I’ve always felt like a square peg trying to cram into a round hole. In high school, college, at Trilogy, it never seems quite right. Even the tough times in my life always seem to be unique. Seriously kids, sleeping with your roommate? Who in the world does that? Blogga please… We all have our crap to go through, but I always thought that it would be easier if my problems were more normal. More shared. More “mainstream”. Hm.



I’m in Fort Lauderdale right now, doing what I’ve feared doing for a long time. I’m in the house alone.

Mom went to the ER a couple weeks ago because she was having breathing trouble. In her (and my inherited) truly stubborn ways, she didn’t have anyone call me until days later so that I wouldn’t worry. We talked every day last week, and we both expected her to check out this Monday. But she had another attack. I talked to the doctor in the ICU and he told me that it wasn’t major, and that I didn’t need to come and see her, but Wednesday night and Thursday morning I got calls from relatives saying that she was asking for me, so I bought a ticket on Thursday and flew out.

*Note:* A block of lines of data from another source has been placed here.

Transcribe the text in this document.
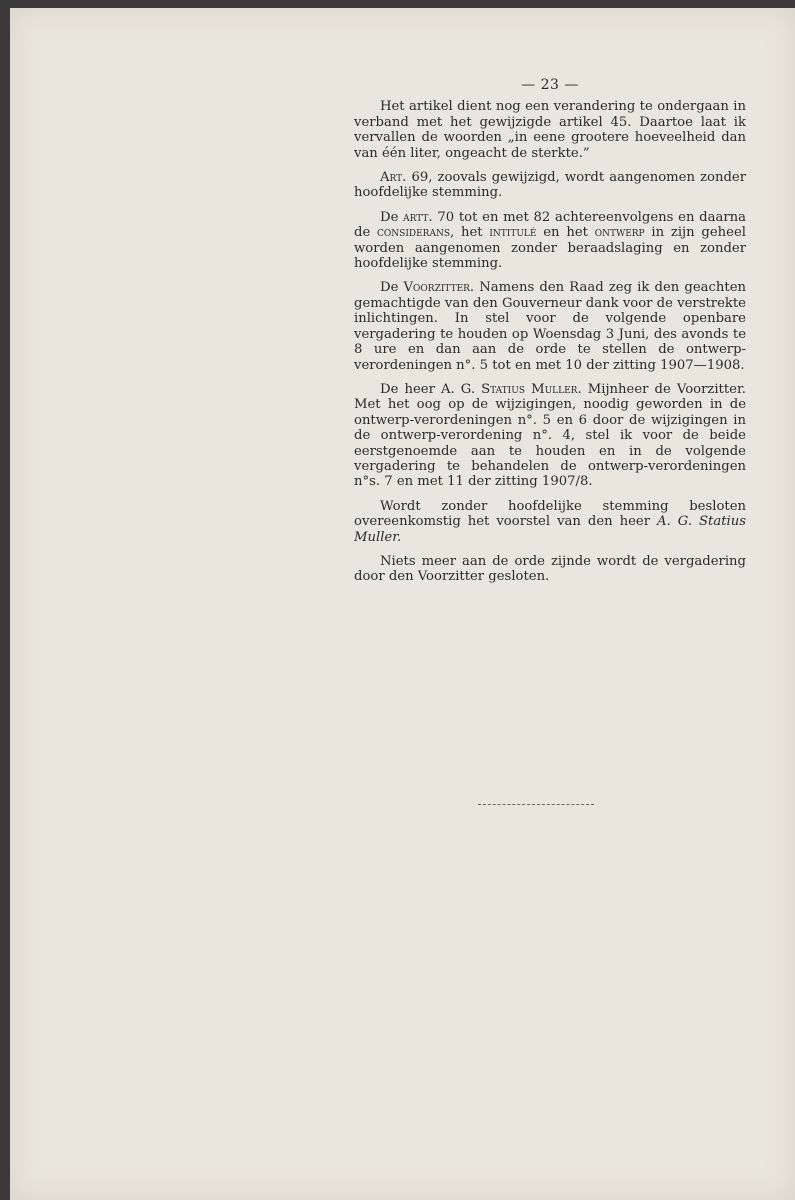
— 23 —

Het artikel dient nog een verandering te ondergaan in verband met het gewijzigde artikel 45. Daartoe laat ik vervallen de woorden „in eene grootere hoeveelheid dan van één liter, ongeacht de sterkte.”

Art. 69, zoovals gewijzigd, wordt aangenomen zonder hoofdelijke stemming.

De artt. 70 tot en met 82 achtereenvolgens en daarna de considerans, het intitulé en het ontwerp in zijn geheel worden aangenomen zonder beraadslaging en zonder hoofdelijke stemming.

De Voorzitter. Namens den Raad zeg ik den geachten gemachtigde van den Gouverneur dank voor de verstrekte inlichtingen. In stel voor de volgende openbare vergadering te houden op Woensdag 3 Juni, des avonds te 8 ure en dan aan de orde te stellen de ontwerp-verordeningen n°. 5 tot en met 10 der zitting 1907—1908.

De heer A. G. Statius Muller. Mijnheer de Voorzitter. Met het oog op de wijzigingen, noodig geworden in de ontwerp-verordeningen n°. 5 en 6 door de wijzigingen in de ontwerp-verordening n°. 4, stel ik voor de beide eerstgenoemde aan te houden en in de volgende vergadering te behandelen de ontwerp-verordeningen n°s. 7 en met 11 der zitting 1907/8.

Wordt zonder hoofdelijke stemming besloten overeenkomstig het voorstel van den heer A. G. Statius Muller.

Niets meer aan de orde zijnde wordt de vergadering door den Voorzitter gesloten.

I also bought a ticket for Julie so she could come and be the Natalie Portman to my Zach Braff—to hold my hand while I held my mom’s.

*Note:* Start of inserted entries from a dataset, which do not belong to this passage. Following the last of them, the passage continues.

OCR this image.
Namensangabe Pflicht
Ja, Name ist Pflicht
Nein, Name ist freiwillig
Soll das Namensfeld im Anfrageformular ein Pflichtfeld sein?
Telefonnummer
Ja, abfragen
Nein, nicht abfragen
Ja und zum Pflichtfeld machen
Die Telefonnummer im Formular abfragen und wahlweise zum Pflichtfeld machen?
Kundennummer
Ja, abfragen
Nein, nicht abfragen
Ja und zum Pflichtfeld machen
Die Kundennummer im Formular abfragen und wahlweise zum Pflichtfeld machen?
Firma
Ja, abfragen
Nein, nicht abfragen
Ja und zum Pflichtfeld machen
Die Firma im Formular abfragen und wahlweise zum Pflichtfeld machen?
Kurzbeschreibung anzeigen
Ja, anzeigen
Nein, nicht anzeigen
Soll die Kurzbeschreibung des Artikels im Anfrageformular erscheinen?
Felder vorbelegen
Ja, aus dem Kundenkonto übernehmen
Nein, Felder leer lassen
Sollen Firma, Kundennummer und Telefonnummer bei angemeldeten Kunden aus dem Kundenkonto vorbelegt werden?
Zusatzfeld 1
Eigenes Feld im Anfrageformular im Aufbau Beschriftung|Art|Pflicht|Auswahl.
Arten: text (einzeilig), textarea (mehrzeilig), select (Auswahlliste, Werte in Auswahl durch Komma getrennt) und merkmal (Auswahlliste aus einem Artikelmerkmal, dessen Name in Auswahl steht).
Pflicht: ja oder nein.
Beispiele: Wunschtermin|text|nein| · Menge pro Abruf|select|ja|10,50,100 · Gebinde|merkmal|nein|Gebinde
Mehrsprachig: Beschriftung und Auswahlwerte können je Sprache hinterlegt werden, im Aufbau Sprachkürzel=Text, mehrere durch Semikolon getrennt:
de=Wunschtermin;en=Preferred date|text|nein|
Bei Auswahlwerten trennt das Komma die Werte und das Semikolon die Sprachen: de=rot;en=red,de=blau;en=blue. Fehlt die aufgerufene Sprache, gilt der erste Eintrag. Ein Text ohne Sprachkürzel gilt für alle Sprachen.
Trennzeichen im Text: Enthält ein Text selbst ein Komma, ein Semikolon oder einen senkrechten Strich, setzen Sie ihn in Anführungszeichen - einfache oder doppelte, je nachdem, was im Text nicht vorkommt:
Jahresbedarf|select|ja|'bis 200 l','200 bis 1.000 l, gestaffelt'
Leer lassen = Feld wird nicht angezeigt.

I hate ICUs. Mom was in one back when she had her first heart surgery. It was different though. I was just 18, and when I went to visit her, I was just visiting. Even though I had to take care of paying bills and stuff, everyone understood that I wasn’t ready to take care of everything. With 3 of her sisters in NYC, there was no need for me to. But now, I’m the one that everyone calls. I’m the one that has to photocopy her living will for the nurses at the hospital.

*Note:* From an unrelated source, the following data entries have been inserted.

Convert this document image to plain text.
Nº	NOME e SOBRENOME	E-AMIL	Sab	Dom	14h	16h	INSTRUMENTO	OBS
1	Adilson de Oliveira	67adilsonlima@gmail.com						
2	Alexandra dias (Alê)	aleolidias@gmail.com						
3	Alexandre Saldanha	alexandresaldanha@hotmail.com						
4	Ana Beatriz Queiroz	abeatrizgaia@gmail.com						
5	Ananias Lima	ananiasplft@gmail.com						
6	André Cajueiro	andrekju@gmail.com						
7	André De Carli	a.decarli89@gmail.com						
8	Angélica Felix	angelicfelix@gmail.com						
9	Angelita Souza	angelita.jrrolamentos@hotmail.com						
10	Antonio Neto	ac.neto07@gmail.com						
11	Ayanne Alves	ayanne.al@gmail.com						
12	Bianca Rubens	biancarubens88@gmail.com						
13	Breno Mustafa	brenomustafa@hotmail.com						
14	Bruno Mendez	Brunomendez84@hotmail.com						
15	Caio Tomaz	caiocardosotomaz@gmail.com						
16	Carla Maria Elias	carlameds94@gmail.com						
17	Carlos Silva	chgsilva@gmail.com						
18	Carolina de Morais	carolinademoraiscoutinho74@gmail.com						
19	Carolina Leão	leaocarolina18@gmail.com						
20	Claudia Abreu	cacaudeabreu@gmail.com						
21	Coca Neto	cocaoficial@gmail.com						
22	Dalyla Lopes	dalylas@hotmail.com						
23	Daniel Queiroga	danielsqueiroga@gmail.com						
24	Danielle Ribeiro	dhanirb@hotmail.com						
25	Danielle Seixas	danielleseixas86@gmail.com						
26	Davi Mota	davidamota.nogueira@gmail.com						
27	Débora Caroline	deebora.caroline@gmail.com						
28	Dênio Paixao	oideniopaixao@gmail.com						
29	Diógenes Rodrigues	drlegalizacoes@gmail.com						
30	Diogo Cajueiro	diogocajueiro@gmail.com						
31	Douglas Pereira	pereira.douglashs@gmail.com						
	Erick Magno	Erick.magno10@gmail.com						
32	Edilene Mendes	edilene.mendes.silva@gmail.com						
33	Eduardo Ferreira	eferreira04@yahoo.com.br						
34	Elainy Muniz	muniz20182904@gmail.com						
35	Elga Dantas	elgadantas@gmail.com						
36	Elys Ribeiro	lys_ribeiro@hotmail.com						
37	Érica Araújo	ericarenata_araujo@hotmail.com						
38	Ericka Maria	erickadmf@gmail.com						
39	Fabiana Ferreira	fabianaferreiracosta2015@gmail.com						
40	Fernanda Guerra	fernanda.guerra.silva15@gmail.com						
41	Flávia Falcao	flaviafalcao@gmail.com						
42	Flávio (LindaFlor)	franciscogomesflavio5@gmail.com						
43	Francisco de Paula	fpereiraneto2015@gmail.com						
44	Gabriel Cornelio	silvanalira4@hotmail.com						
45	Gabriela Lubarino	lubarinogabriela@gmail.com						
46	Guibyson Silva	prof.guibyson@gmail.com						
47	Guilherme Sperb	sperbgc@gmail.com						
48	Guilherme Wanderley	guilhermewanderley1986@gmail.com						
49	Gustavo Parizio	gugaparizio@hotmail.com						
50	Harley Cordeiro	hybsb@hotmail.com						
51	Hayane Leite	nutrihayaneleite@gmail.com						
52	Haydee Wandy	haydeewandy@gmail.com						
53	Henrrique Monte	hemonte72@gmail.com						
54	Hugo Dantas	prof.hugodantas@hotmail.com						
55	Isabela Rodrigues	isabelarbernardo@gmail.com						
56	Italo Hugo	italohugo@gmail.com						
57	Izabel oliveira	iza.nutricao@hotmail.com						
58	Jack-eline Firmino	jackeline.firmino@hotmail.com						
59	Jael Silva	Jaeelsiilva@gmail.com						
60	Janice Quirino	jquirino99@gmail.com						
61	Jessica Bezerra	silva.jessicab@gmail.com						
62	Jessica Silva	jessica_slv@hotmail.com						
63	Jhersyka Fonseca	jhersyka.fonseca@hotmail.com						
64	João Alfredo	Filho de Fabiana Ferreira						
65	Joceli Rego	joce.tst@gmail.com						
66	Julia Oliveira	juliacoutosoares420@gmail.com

The hardest part for me (because it’s the hardest part for her), is her inability to communicate with us. All of her breathing is done by a respirator, she’s being fed via tube and intravenously, and her normally tiny face, hands, and lips, are swollen from all the steroids. A couple times I’ve walked into her room to find her looking around, waving her hands at people created only by a 12ml/hour drip of Propofol. But I can look away if any of that gets to me. I can step out of the room and walk around a bit. But watching her trying over and over and over and over again to communicate something, anything to me, and seeing the frustration on her face when I keep telling her that I don’t understand, is the hardest part. I can’t turn my back on her when she’s trying to make words. I know she needs me to be there for her. We both know that no one else is going to be patient enough to finally figure out that the sequences of numbers she struggles to make with her shaky hands are actually words—each number mapping to the location of the letter in the alphabet. This unbelievably strong woman who worked herself straight into a heart surgery for me, who came to this country with nothing but somehow gave me everything I needed, and just about everything I wanted, unable to talk, so that the respirator could make her breathe, unable to write, so that the sedatives could make her comfortable.

But I didn’t cry today, so that’s something.

I’ll hopefully be back in Austin later this week.